As I’m ready to turn away, Wild Woman grabs my hand, locks eyes with me, and says there is more to tell me. She encourages me to dive into the depths of this sandpapery, skin-crawling vulnerability. And just sit there.

“Enough with the self-doubt. You’re a goddamn writer. Yes, your words are intense, full of your entire dripping heart. Own it. Stop lurking in the shadows. Be the full moon for once. It’s not too much. It’s who you are meant to be. It’s who you already are.”

Wild Woman, she doesn’t let us off easy, thank goodness. She wants us to own our damn creativity—instead of apologizing for it. Or worrying about it. Or hiding from it. She doesn’t give a sh*t about any of that.

As I consider this, not from the limiting frames my mind, but the vast landscapes that lie within us all—the fragrant desert blooms, jagged ocean cliffs, the unyielding resilience of the human heart, hidden cherry blossom blessings, sweaty sex, moments of revelation, I see the truth.

I see all that writing has helped me do: Listen to myself. Locate my voice. Trust my instincts. Sharpen my senses. Face not-knowing. Work through trauma. Connect with those who have faced similarly dark days.

This is what will keep me going. It’s not about likes on Facebook, my mental anxieties, or how many people buy my book.

It’s about the invisible, unnameable force I feel when I write: like I am touching, for mere moments, the vivid fire of life itself.

So I shall hunt stories for eternities, track fragments of them through time and space—through the past, present, and future.

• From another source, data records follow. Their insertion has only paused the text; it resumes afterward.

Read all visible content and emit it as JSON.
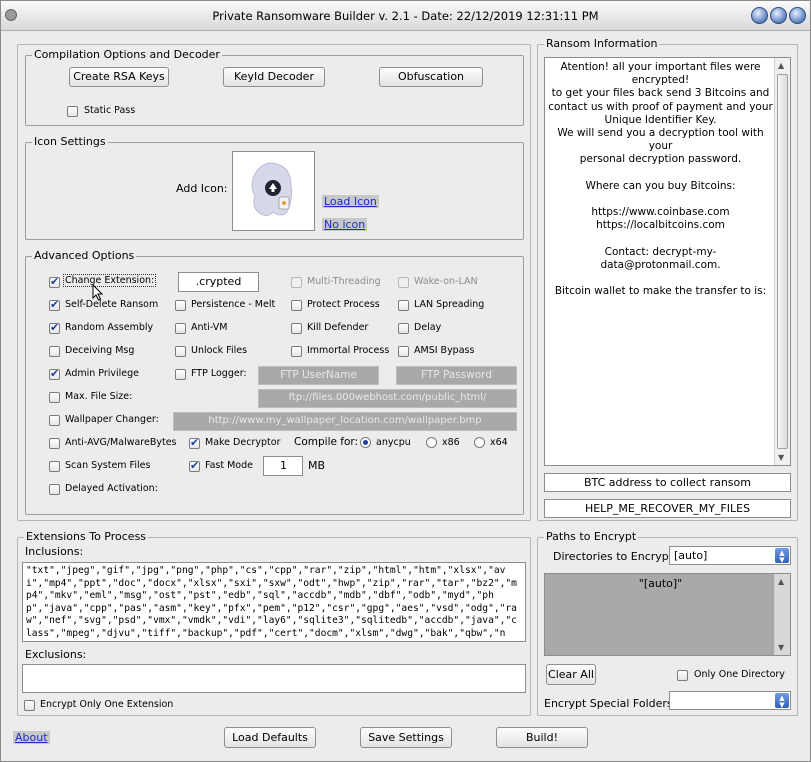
{
  "window": {
    "title": "Private Ransomware Builder v. 2.1 - Date: 22/12/2019 12:31:11 PM"
  },
  "compilation": {
    "title": "Compilation Options and Decoder",
    "create_rsa": "Create RSA Keys",
    "keyid_decoder": "KeyId Decoder",
    "obfuscation": "Obfuscation",
    "static_pass": "Static Pass"
  },
  "icon_settings": {
    "title": "Icon Settings",
    "add_icon": "Add Icon:",
    "load_icon": "Load Icon",
    "no_icon": "No icon"
  },
  "advanced": {
    "title": "Advanced Options",
    "change_extension": "Change Extension:",
    "extension_value": ".crypted",
    "multi_threading": "Multi-Threading",
    "wake_on_lan": "Wake-on-LAN",
    "self_delete": "Self-Delete Ransom",
    "persistence": "Persistence - Melt",
    "protect_process": "Protect Process",
    "lan_spreading": "LAN Spreading",
    "random_assembly": "Random Assembly",
    "anti_vm": "Anti-VM",
    "kill_defender": "Kill Defender",
    "delay": "Delay",
    "deceiving_msg": "Deceiving Msg",
    "unlock_files": "Unlock Files",
    "immortal_process": "Immortal Process",
    "amsi_bypass": "AMSI Bypass",
    "admin_privilege": "Admin Privilege",
    "ftp_logger": "FTP Logger:",
    "ftp_username": "FTP UserName",
    "ftp_password": "FTP Password",
    "max_file_size": "Max. File Size:",
    "ftp_url": "ftp://files.000webhost.com/public_html/",
    "wallpaper_changer": "Wallpaper Changer:",
    "wallpaper_url": "http://www.my_wallpaper_location.com/wallpaper.bmp",
    "anti_avg": "Anti-AVG/MalwareBytes",
    "make_decryptor": "Make Decryptor",
    "compile_for": "Compile for:",
    "anycpu": "anycpu",
    "x86": "x86",
    "x64": "x64",
    "scan_system_files": "Scan System Files",
    "fast_mode": "Fast Mode",
    "size_value": "1",
    "size_unit": "MB",
    "delayed_activation": "Delayed Activation:"
  },
  "ransom": {
    "title": "Ransom Information",
    "lines": [
      "Atention! all your important files were encrypted!",
      "to get your files back send 3 Bitcoins and",
      "contact us with proof of payment and your",
      "Unique Identifier Key.",
      "We will send you a decryption tool with your",
      "personal decryption password.",
      "",
      "Where can you buy Bitcoins:",
      "",
      "https://www.coinbase.com",
      "https://localbitcoins.com",
      "",
      "Contact: decrypt-my-data@protonmail.com.",
      "",
      "Bitcoin wallet to make the transfer to is:"
    ],
    "btc_address": "BTC address to collect ransom",
    "note_name": "HELP_ME_RECOVER_MY_FILES"
  },
  "extensions": {
    "title": "Extensions To Process",
    "inclusions_label": "Inclusions:",
    "inclusions": "\"txt\",\"jpeg\",\"gif\",\"jpg\",\"png\",\"php\",\"cs\",\"cpp\",\"rar\",\"zip\",\"html\",\"htm\",\"xlsx\",\"avi\",\"mp4\",\"ppt\",\"doc\",\"docx\",\"xlsx\",\"sxi\",\"sxw\",\"odt\",\"hwp\",\"zip\",\"rar\",\"tar\",\"bz2\",\"mp4\",\"mkv\",\"eml\",\"msg\",\"ost\",\"pst\",\"edb\",\"sql\",\"accdb\",\"mdb\",\"dbf\",\"odb\",\"myd\",\"php\",\"java\",\"cpp\",\"pas\",\"asm\",\"key\",\"pfx\",\"pem\",\"p12\",\"csr\",\"gpg\",\"aes\",\"vsd\",\"odg\",\"raw\",\"nef\",\"svg\",\"psd\",\"vmx\",\"vmdk\",\"vdi\",\"lay6\",\"sqlite3\",\"sqlitedb\",\"accdb\",\"java\",\"class\",\"mpeg\",\"djvu\",\"tiff\",\"backup\",\"pdf\",\"cert\",\"docm\",\"xlsm\",\"dwg\",\"bak\",\"qbw\",\"nd\",\"tlg\",\"lgb\",\"pptx\",\"mov\",\"xdw\",\"ods\"",
    "exclusions_label": "Exclusions:",
    "exclusions": "",
    "encrypt_one": "Encrypt Only One Extension"
  },
  "paths": {
    "title": "Paths to Encrypt",
    "dirs_label": "Directories to Encrypt:",
    "dirs_value": "[auto]",
    "list_item": "\"[auto]\"",
    "clear_all": "Clear All",
    "only_one_dir": "Only One Directory",
    "special_label": "Encrypt Special Folders:",
    "special_value": ""
  },
  "footer": {
    "about": "About",
    "load_defaults": "Load Defaults",
    "save_settings": "Save Settings",
    "build": "Build!"
  },
  "states": {
    "change_extension": true,
    "self_delete": true,
    "random_assembly": true,
    "admin_privilege": true,
    "make_decryptor": true,
    "fast_mode": true,
    "anycpu": true
  }
}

I will sniff their scent from a hundred miles away. I will cut them out of the sky, jump up to catch them in midair with the edges of my fingernails. I will sit silently, covered in a silky net of ocean mist, and let them come to me. I will seduce them, joyously, with the swivel of my hips and unabated desire in my eyes.

Because stories are healing. Because any art that we make—it means something.

It is soulful and wonderful, no matter what it looks like.

It slaps us awake.

It is a door to something submerged in mystery. A genuine way to connect—with ourselves, with each other.

It is healing.

It is f*cking important.

So I listen to Wild Woman’s whispers, and my eyes narrow in focus and determination, in excitement, like a wolf on the hunt—a woman who has shed her skin a thousand times—and might perhaps be half-wolf, feral beneath it all.

I growl and show my teeth.

Complexity glistens.

I step up, in a new way.

My book is not the end. Yes, it is the end of something. But it’s the beginning of a thousand other things, an adventure unto itself.

Because growth never stops: it converges, diverges, and flows.

It dies in the dirt, blooms in too-hot sun and transforms into something else.

It shifts and softens and shimmies. It moves.

We never stop becoming.

We are not done.

I like that.

~

This piece was inspired by Women who Run with the Wolves by Dr. Clarissa Pinkola Estes.